Take it easy, as the Eagles say, and keep this peaceful, easy feeling.
Be Still—be FREE—from striving, stress, shame, should’s and should-haves!
Which means…
I can move freely, safely, patiently.
Without worry or hurry.
Not avoiding or escaping or chasing.
Because it’s not survival; it’s revival.
Release each day and decision to Me in trust and be free from the second-guessing.
Don’t let the energy of second-guessing, regret and disappointment rob you of joy, block your gratitude and drain your energy!
Be grateful and free—and know that I am God!
Let go and let Me—and know that I am God!
Take it easy and breezy—and know that I am God!
Know this, you can release all the worry and anxiety you create—because I really am your Safe Space.
He is safe. trustworthy. trusting.
He already knows (more than me).
That’s why He is a Refuge and not someone to run from (or around) out of fear, shame or guilt.
He’s a Ready Refuge.
There is a stillness that is necessary; to allow, to accept, to receive, to restore.
Because often I do run to avoid and move to miss; feelings, realities, needs, weaknesses that I don’t want to face or admit. Too many to name or to ignore.
And yet, I want to stop hiding—in my constant motion AND in my full stop.
I want to release and process whatever it is I’m running from…
To be still—and know it’s safe.
To be still—and know it will be well.
To be still—and know I will be held and healed and helped (right where I need it most).
This is the stillness I desire—and the safe space we ALL need, isn’t it?
No matter what the circumstances in our lives.
It’s not a “time out” chair in the corner.
It’s a way of being that moves through surrender and ease, where things get to be easy, where we stop making it harder than it has to be, and stop expecting it to be harder than it has to be.

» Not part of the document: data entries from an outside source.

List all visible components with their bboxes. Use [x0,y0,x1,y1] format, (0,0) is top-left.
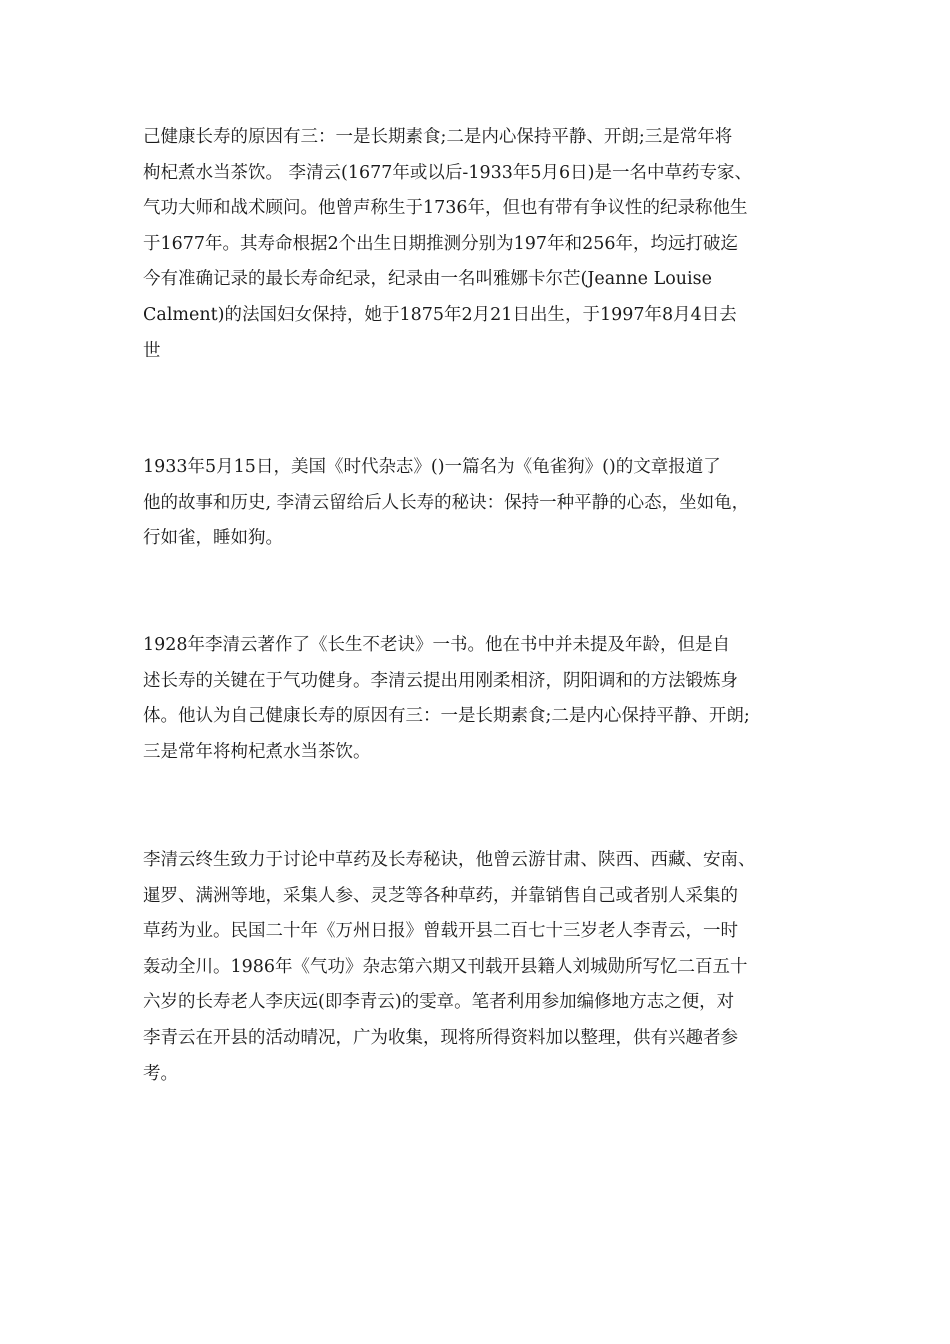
text-line: 暹罗、满洲等地，采集人参、灵芝等各种草药，并靠销售自己或者别人采集的 [143,885,738,906]
text-line: 草药为业。民国二十年《万州日报》曾载开县二百七十三岁老人李青云，一时 [143,921,738,942]
text-line: 六岁的长寿老人李庆远(即李青云)的雯章。笔者利用参加编修地方志之便，对 [143,992,735,1013]
text-line: 李青云在开县的活动晴况，广为收集，现将所得资料加以整理，供有兴趣者参 [143,1027,738,1048]
text-line: 行如雀，睡如狗。 [143,528,283,549]
text-line: 他的故事和历史, 李清云留给后人长寿的秘诀：保持一种平静的心态，坐如龟， [143,492,750,513]
text-line: 考。 [143,1063,178,1084]
text-line: 述长寿的关键在于气功健身。李清云提出用刚柔相济，阴阳调和的方法锻炼身 [143,670,738,691]
text-line: 气功大师和战术顾问。他曾声称生于1736年，但也有带有争议性的纪录称他生 [143,198,748,219]
text-line: 三是常年将枸杞煮水当茶饮。 [143,741,371,762]
text-line: Calment)的法国妇女保持，她于1875年2月21日出生，于1997年8月4日去 [143,304,737,325]
text-line: 1928年李清云著作了《长生不老诀》一书。他在书中并未提及年龄，但是自 [143,635,731,655]
paragraph-book-1928 [143,628,823,770]
text-line: 今有准确记录的最长寿命纪录，纪录由一名叫雅娜卡尔芒(Jeanne Louise [143,269,712,290]
paragraph-herbal-travels [143,843,823,1092]
text-line: 体。他认为自己健康长寿的原因有三：一是长期素食;二是内心保持平静、开朗; [143,706,750,727]
paragraph-longevity-reasons [143,120,823,369]
text-line: 己健康长寿的原因有三：一是长期素食;二是内心保持平静、开朗;三是常年将 [143,127,733,147]
text-line: 枸杞煮水当茶饮。 李清云(1677年或以后-1933年5月6日)是一名中草药专家、 [143,162,752,183]
text-line: 轰动全川。1986年《气功》杂志第六期又刊载开县籍人刘城勋所写忆二百五十 [143,956,748,977]
paragraph-time-magazine [143,450,823,557]
text-line: 1933年5月15日，美国《时代杂志》()一篇名为《龟雀狗》()的文章报道了 [143,457,721,477]
text-line: 世 [143,340,161,361]
text-line: 于1677年。其寿命根据2个出生日期推测分别为197年和256年，均远打破迄 [143,233,738,254]
text-line: 李清云终生致力于讨论中草药及长寿秘诀，他曾云游甘肃、陕西、西藏、安南、 [143,850,756,870]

This is a huge step into freedom, flow, and BLISS.
What would it look like for you to take that step today? I’d love to hear your responses in the comments…
I believe in you,
Sue
For me, today, this would look like relinquishing the white-knuckle grip I have on my to-do list I admit I tend to idolize. Knowing I don’t *have* to be crazed in order to be productive, worthy, or responsible. Thank you for this!
This is spot on “It’s a way of being that moves through surrender and ease, where things get to be easy, where we stop making it harder than it has to be, and stop expecting it to be harder than it has to be.”